What stories do we want to share with the world at large, and what stories do we keep for ourselves? Who is our audience, and how do we reassert our agency in a medium that has long relegated us to content rather than creators? 
An Indigenous lens is also one that needs no permission to be looked through. The biggest lesson I learned while starting out making films is that I don’t need permission to make work that isn’t conventional or breaks the formal rules we’re taught to follow. Rather, the permission that I am seeking is that of the people and the communities I film. This leads to questions of what is appropriate to film and what is not? What stories from our various tribes and communities have been exploited, and how can we pause and ask ourselves if what we’re doing is challenging or reinforcing those insidious practices? And, as we dive deeper into these facets of our culture, we begin to produce stories that are reflective of our traditional beliefs and ways of being. But we’ll be confronted with a lot of questions: what stories do we want to share with the world at large, and what stories do we keep for ourselves? Who is our audience, and how do we reassert our agency in a medium that has long relegated us to content rather than creators?  

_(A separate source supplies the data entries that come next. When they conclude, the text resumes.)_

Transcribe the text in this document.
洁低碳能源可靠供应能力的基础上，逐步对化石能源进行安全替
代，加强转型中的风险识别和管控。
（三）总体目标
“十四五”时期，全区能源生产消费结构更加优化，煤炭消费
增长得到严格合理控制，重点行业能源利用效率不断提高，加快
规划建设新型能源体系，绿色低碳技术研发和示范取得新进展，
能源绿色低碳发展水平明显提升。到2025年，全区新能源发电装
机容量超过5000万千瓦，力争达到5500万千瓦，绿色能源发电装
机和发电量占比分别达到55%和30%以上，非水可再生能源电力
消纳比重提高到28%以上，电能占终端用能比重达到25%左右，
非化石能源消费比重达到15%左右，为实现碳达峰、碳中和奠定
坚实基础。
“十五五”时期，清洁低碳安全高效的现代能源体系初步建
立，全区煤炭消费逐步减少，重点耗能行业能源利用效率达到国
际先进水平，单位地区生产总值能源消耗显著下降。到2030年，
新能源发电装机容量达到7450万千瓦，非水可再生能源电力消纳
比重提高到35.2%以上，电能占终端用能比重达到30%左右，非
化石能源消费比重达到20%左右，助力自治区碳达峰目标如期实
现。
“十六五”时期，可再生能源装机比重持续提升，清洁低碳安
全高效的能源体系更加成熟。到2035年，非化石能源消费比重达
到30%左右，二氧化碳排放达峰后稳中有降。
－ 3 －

What stories do we want to share with the world at large, and what stories do we keep for ourselves? Who is our audience, and how do we reassert our agency in a medium that has long relegated us to content rather than creators? 

These questions, and many more that I can’t even imagine, have the potential to be addressed and to be asked. We have to be critical of our works in ways that no one else is. We have to hold ourselves accountable in ways that no one else does. We have to support each other and not fight over who gets to be the token. An Indigenous lens is not only about the way that we look at the world but also how we look at ourselves, how we see ourselves, how we listen to each other, and how we understand that we’re okay.